Now, an academic writing in the Harvard Business Review has a message for those shareholders: Be careful what you wish for.
In a post on the management journal's website Monday, University of Minnesota Professor Aiyesha Dey pointed to a 2011 study she conducted that found firms tended to perform relatively poorly after being forced by shareholders to divide the role of chairman and CEO.
“Splitting the roles of the CEO and chairman often works well in small firms, where communication between the chief executive and chair is relatively uncomplicated and the amount of information the chairman has to absorb is modest,” Dey wrote. “But for large, complex companies, separating the roles can create real challenges.”

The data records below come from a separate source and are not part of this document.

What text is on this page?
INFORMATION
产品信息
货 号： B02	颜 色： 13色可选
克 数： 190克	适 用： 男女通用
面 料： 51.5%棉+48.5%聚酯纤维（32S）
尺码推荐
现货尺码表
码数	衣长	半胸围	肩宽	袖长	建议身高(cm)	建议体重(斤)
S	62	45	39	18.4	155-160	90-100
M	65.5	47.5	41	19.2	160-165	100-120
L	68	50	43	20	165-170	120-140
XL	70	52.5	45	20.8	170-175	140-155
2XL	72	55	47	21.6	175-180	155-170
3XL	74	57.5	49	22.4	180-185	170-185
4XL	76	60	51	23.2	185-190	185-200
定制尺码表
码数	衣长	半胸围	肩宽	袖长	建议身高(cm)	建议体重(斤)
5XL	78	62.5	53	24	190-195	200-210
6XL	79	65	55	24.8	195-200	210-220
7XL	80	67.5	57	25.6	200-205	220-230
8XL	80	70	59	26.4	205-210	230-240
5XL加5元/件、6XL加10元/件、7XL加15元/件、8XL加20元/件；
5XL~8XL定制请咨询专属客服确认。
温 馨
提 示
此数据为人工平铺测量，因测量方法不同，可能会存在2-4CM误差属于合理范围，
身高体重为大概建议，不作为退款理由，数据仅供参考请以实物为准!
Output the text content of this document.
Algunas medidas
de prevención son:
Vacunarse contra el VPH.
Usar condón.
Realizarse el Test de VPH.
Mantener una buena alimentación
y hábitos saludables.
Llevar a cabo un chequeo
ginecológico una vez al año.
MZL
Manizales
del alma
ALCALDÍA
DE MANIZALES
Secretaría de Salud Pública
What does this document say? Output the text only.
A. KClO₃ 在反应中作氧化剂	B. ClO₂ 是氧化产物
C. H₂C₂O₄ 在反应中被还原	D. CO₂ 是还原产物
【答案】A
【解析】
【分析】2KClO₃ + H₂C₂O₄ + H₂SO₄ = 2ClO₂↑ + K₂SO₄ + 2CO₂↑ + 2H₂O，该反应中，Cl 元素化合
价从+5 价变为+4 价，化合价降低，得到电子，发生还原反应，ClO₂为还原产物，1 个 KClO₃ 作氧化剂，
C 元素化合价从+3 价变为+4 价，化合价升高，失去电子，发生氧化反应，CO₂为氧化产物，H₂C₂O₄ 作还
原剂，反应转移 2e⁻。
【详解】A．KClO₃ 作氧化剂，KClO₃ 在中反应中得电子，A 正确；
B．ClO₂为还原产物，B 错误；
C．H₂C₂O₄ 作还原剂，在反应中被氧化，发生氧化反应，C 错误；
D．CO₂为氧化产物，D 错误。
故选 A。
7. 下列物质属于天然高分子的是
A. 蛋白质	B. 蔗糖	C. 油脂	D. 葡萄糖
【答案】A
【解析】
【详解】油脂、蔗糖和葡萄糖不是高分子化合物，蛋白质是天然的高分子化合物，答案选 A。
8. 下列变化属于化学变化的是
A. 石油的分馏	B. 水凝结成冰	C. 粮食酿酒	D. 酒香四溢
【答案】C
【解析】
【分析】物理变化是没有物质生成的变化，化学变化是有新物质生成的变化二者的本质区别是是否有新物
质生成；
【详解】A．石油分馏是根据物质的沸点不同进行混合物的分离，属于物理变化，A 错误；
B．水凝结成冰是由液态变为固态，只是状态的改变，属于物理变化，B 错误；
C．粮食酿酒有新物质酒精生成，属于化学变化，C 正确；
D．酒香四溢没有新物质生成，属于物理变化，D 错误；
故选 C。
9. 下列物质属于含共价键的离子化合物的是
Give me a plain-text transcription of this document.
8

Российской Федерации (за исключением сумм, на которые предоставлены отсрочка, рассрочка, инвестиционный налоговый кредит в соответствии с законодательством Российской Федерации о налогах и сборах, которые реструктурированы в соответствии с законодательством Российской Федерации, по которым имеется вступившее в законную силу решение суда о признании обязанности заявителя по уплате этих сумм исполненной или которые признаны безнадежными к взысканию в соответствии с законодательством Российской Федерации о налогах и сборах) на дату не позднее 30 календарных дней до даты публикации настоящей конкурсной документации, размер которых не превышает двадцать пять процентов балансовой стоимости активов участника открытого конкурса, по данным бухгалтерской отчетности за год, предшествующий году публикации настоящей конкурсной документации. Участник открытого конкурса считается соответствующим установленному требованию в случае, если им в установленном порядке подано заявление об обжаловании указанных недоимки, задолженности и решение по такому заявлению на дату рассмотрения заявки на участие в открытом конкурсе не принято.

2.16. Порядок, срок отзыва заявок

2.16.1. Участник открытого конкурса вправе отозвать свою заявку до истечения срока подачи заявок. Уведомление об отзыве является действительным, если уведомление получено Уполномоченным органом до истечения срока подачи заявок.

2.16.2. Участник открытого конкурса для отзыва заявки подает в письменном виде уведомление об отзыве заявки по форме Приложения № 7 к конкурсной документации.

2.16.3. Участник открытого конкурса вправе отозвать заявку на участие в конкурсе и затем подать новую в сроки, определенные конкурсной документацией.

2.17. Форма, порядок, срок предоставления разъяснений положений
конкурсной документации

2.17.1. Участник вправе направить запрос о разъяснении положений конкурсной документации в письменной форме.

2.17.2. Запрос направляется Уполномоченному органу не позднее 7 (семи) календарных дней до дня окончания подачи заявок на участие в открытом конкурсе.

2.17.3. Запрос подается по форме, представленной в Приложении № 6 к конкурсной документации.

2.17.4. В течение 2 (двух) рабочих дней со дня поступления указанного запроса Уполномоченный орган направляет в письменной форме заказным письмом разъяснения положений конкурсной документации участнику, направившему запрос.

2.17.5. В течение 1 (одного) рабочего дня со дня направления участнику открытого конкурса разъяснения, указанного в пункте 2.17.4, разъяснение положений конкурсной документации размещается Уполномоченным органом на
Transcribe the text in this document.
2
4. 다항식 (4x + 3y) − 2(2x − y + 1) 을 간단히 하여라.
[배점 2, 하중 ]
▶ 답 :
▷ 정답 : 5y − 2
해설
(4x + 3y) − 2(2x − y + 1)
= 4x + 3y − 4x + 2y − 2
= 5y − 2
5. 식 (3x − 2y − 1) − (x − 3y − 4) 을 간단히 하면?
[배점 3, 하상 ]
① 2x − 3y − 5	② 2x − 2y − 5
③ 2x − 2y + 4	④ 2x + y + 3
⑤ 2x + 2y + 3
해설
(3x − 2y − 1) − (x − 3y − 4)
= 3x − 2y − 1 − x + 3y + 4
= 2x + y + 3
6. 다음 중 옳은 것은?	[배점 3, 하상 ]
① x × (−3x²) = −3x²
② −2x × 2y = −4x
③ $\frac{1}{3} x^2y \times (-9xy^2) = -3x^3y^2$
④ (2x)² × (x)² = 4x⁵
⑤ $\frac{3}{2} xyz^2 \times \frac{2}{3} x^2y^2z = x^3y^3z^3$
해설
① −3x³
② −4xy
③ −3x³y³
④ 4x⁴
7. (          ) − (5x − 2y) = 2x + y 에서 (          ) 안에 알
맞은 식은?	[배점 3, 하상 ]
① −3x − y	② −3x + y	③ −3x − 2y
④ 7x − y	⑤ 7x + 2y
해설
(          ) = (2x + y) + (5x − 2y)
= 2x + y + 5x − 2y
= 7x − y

She further argued that the activist shareholders' reasons for separating the chairman and CEO roles at JPMorgan were weak, as they “don't always understand board-CEO dynamics or the firm-specific costs and benefits of splitting the CEO-chairman roles.”
“Stripping JPMorgan Chase's CEO of the chairmanship may be counterproductive over the long term,” Dey wrote, adding that shareholders “shouldn't compromise the bank's future performance just because they want to take Jamie Dimon down a peg.”
At least some of Dey’s arguments echo those put forward in the letter JPMorgan’s board sent shareholders on Friday, which noted the company’s current governance structure was "working effectively and has served the Company exceptionally well."
“Our current structure provides the balance good corporate governance seeks to achieve and it would be a mistake to change it now,” directors Lee R. Raymond and William C. Weldon wrote in the letter.
Lisa Lindsley, director of capital strategies at AFSCME, represents one of the main shareholders behind the proposal to split the role of chairman and CEO at JPMorgan. Lindsley said she feels Dey’s writings mischaracterize the shareholders' motivations.
“This is not a referendum on Jamie Dimon,” Lindsley said. “This is not an attempt to take him down a peg.”
Lindsley noted a different academic study, by the international policy organization commonly referred to as the Group of 30, which argued that “the pressures and breadth of responsibility borne by the CEO have grown almost beyond the capacity of a single person” and having someone also take on the role of chair “seems unreasonable.”
“Being a chairman is a full-time job in itself,” Lindsley said.